Monday, June 20, 2005

117, 36, 3

P6200011, originally uploaded by jdgemm.

Second time playing and shot a 117. The course is in Long Tan Taiwan and actually quite challenging. More difficult than the course we shot at last month in Tanshui.

I also shot 3 on a hole which was good for par :).

Driving to the course in the afternoon the outside temperature was hovering around mid 30's. Contrary to what I was expecting, there was a strong wind and actually it was quite comfortable on the course. Not nearly as hot as I was anticipating.

I've observed that my energy level drops significantly hitting the final few holes and is heavily reflected in my score.

Now I've got two goals whenever I play.

1. Beat my previous score.

2. Shoot par on at least one hole.

Oh, also won a couple prizes, one for nearest to pin 1st shot and the other nearest to pin 2nd shot.

Tuesday, June 14, 2005

Taipei Home 2005.06.14

P6120017, originally uploaded by jdgemm.

Heavy rain so spent the weekend at home.

Had fun clowning around on the bed with the kids. Here's Griffon teaching us yoga.

This set also includes a couple pictures by Griffon. I don't understand how they turned out so well considering his hands are so small. When he pushes the button to take the picture the whole camera moves a couple of inches before there is enough pressure and the actual picture is taken.

Saturday, June 11, 2005

Qu Yuan Rememberance Day (aka Dragon boat festival)

Every year on 5th day of the 5th month of the lunar calender Chinese people eat rice dumplings to remember a poet that died over 2000 years ago.

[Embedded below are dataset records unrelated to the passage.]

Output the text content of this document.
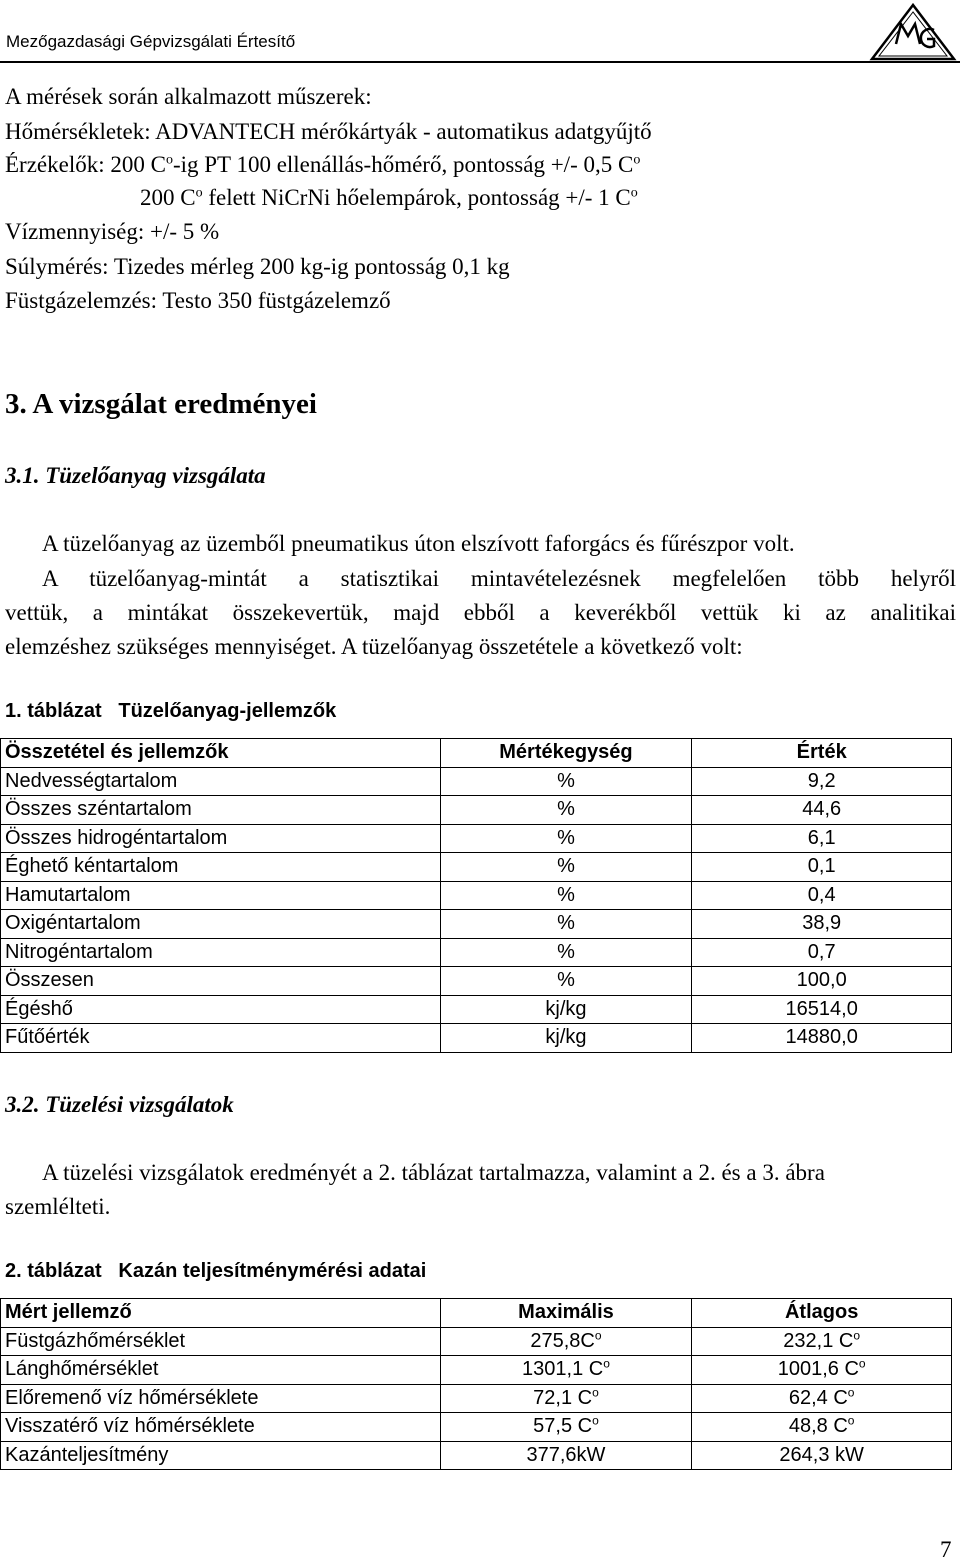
Mezőgazdasági Gépvizsgálati Értesítő
A mérések során alkalmazott műszerek:
Hőmérsékletek: ADVANTECH mérőkártyák - automatikus adatgyűjtő
Érzékelők: 200 $C^o-ig$ PT 100 ellenállás-hőmérő, pontosság +/- 0,5 $C^o$
200 $C^o$ felett NiCrNi hőelempárok, pontosság +/- 1 $C^o$
Vízmennyiség: +/- 5 %
Súlymérés: Tizedes mérleg 200 kg-ig pontosság 0,1 kg
Füstgázelemzés: Testo 350 füstgázelemző
3. A vizsgálat eredményei
3.1. Tüzelőanyag vizsgálata
A tüzelőanyag az üzemből pneumatikus úton elszívott faforgács és fűrészpor volt.
A tüzelőanyag-mintát a statisztikai mintavételezésnek megfelelően több helyről
vettük, a mintákat összekevertük, majd ebből a keverékből vettük ki az analitikai
elemzéshez szükséges mennyiséget. A tüzelőanyag összetétele a következő volt:
1. táblázat Tüzelőanyag-jellemzők
Összetétel és jellemzők	Mértékegység	Érték
Nedvességtartalom	%	9,2
Összes széntartalom	%	44,6
Összes hidrogéntartalom	%	6,1
Éghető kéntartalom	%	0,1
Hamutartalom	%	0,4
Oxigéntartalom	%	38,9
Nitrogéntartalom	%	0,7
Összesen	%	100,0
Égéshő	kj/kg	16514,0
Fűtőérték	kj/kg	14880,0
3.2. Tüzelési vizsgálatok
A tüzelési vizsgálatok eredményét a 2. táblázat tartalmazza, valamint a 2. és a 3. ábra
szemlélteti.
2. táblázat Kazán teljesítménymérési adatai
Mért jellemző	Maximális	Átlagos
Füstgázhőmérséklet	$275,8C^o$	232,1 $C^o$
Lánghőmérséklet	1301,1 $C^o$	1001,6 $C^o$
Előremenő víz hőmérséklete	72,1 $C^o$	62,4 $C^o$
Visszatérő víz hőmérséklete	57,5 $C^o$	48,8 $C^o$
Kazánteljesítmény	377,6kW	264,3 kW
7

Today is Dragon Boat Festival. However, the original reason for the festival has nothing to do with dragons or boats. Rather in memorial of the poet Qu Yuan (343-290 B.C.).

Qu Yuan was a highly-respected, trusted advisor to the king until the king became corrupt and banished Qu Yuan. Qu Yuan was so distraught he started writing poems about the corruption of the government. Finally he could no longer take it and threw himself into the Milo River in protest.

Local people had come to love Qu Yuan, and unsuccessfully searched the river for his body. Desperate to prevent the fish from chomping his body, the villages threw in lumps of rice wrapped in bamboo leaves.

Over time these rice dumplings (zhong zi) have evolved and become many different sizes and shapes. Also, now there are a wide range of fillings. One thing that hasn't changed is that they are still wrapped with bamboo leaves.